In der wiederholten Veröffentlichung sah der Presserat einen „schweren presseethischen Verstoß“. Es gebe kein hinreichendes öffentliches Interesse daran, die Bilder der Frau, die bei den Protesten vor einem geplünderten Drogeriemarkt zu sehen ist, zu veröffentlichen. Ein solches Verhalten schade dem Ansehen der Presse, stellten die Mitglieder des Rates fest.

Drei Rügen gegen Bild wegen Fotos von Opfern

Auf ihrer Sitzung beschäftigte sich der Rat zudem mit weiteren Beschwerden gegen das Springer-Blatt. Drei Rügen erhielt die Bild wegen Verletzungen des Opferschutzes. Die Redaktion hatte unter der Überschrift „Wurde die Aufsichtspflicht verletzt?“ darüber berichtet, dass ein fünfjähriger Junge in seiner Kindertagesstätte von einem anderen Jungen in den Penis gebissen worden war. Sowohl Name als auch Fotos des verletzten Kindes bettete die Zeitung in den Artikel ein.

Ähnlich verhielt es sich bei der Berichterstattung über einen 30-Jährigen Mann gegen den wegen eines Mordes an einer Cafébesitzerin in Duisburg ermittelt wurde. Der Beitrag enthielt ein Foto des Opfers, dessen Persönlichkeitsschutz dadurch verletzt wurde. Zudem druckte die Zeitung Bilder eines Skifahrers, der bei einem Lawinenunglück ums Leben kam. Auch darin sah der Presserat kein öffentliches Interesse.

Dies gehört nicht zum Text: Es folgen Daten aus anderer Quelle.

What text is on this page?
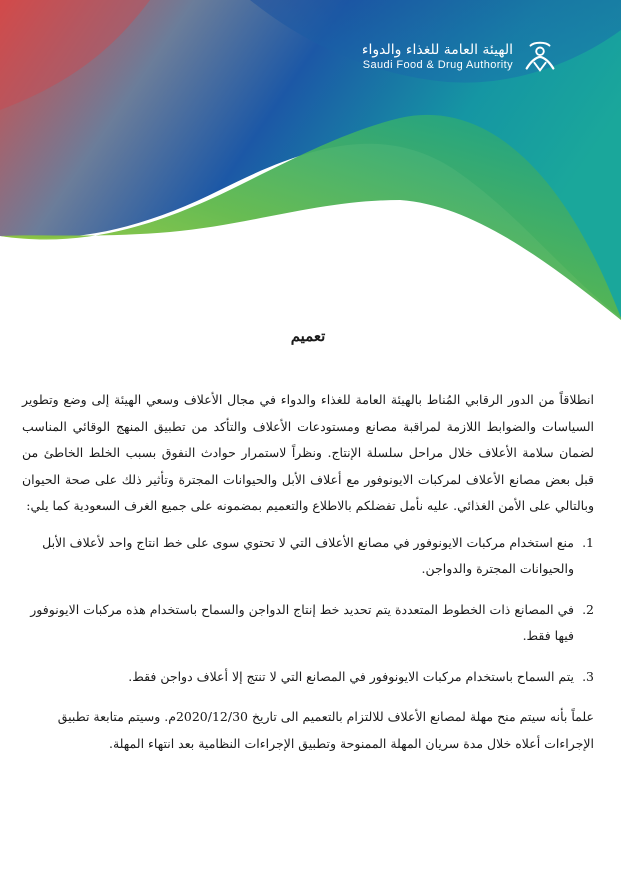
الهيئة العامة للغذاء والدواء
Saudi Food & Drug Authority
تعميم

انطلاقاً من الدور الرقابي المُناط بالهيئة العامة للغذاء والدواء في مجال الأعلاف وسعي الهيئة إلى وضع وتطوير السياسات والضوابط اللازمة لمراقبة مصانع ومستودعات الأعلاف والتأكد من تطبيق المنهج الوقائي المناسب لضمان سلامة الأعلاف خلال مراحل سلسلة الإنتاج. ونظراً لاستمرار حوادث النفوق بسبب الخلط الخاطئ من قبل بعض مصانع الأعلاف لمركبات الايونوفور مع أعلاف الأبل والحيوانات المجترة وتأثير ذلك على صحة الحيوان وبالتالي على الأمن الغذائي. عليه نأمل تفضلكم بالاطلاع والتعميم بمضمونه على جميع الغرف السعودية كما يلي:

1.
منع استخدام مركبات الايونوفور في مصانع الأعلاف التي لا تحتوي سوى على خط انتاج واحد لأعلاف الأبل والحيوانات المجترة والدواجن.
2.
في المصانع ذات الخطوط المتعددة يتم تحديد خط إنتاج الدواجن والسماح باستخدام هذه مركبات الايونوفور فيها فقط.
3.
يتم السماح باستخدام مركبات الايونوفور في المصانع التي لا تنتج إلا أعلاف دواجن فقط.

علماً بأنه سيتم منح مهلة لمصانع الأعلاف للالتزام بالتعميم الى تاريخ 2020/12/30م. وسيتم متابعة تطبيق الإجراءات أعلاه خلال مدة سريان المهلة الممنوحة وتطبيق الإجراءات النظامية بعد انتهاء المهلة.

Falsches Zitat im Focus Money

Das Wirtschaftsmagazin Focus Money erhielt vom Presserat ebenfalls eine Rüge. Es hatte ein offenbar falsches Zitat des ehemaligen Chefs der US-Notenbank, Alan Greenspan, abgedruckt, das so lautete: Wer Verstand hat, kauft Gold“. Im Original hatte Greenspan allerdings folgendes gesagt: „Gold ist immer noch von großer Bedeutung. Ich frage mich, wenn es bloß ein Relikt der Geschichte sein soll, warum halten dann die Zentralbanken der Welt sowie der Internationale Währungsfonds (IWF) und alle anderen Finanzinstitutionen Gold für Billionen von Dollar?“

Als zu werblich schätzte der Presserat Teile der Berichterstattung von Digitalfernsehen.de, der Hörzu und der Auto Zeitung ein. Digitalfernsehen.de erhielt zwei Rügen von den Pressewächtern, weil es zu einseitig über ein Casino und einen Pay-TV-Sender berichtete. Schleichwerbung erkannte der Presserat auch in drei Beiträgen über medizinische Themen der Hörzu und in einem 32-seitigen „Special“ über die Fahrzeuge eines Autoherstellers bei der Auto Zeitung. In beiden Fällen war die Werbung für den Leser entweder nicht erkennbar oder „willkürlich“.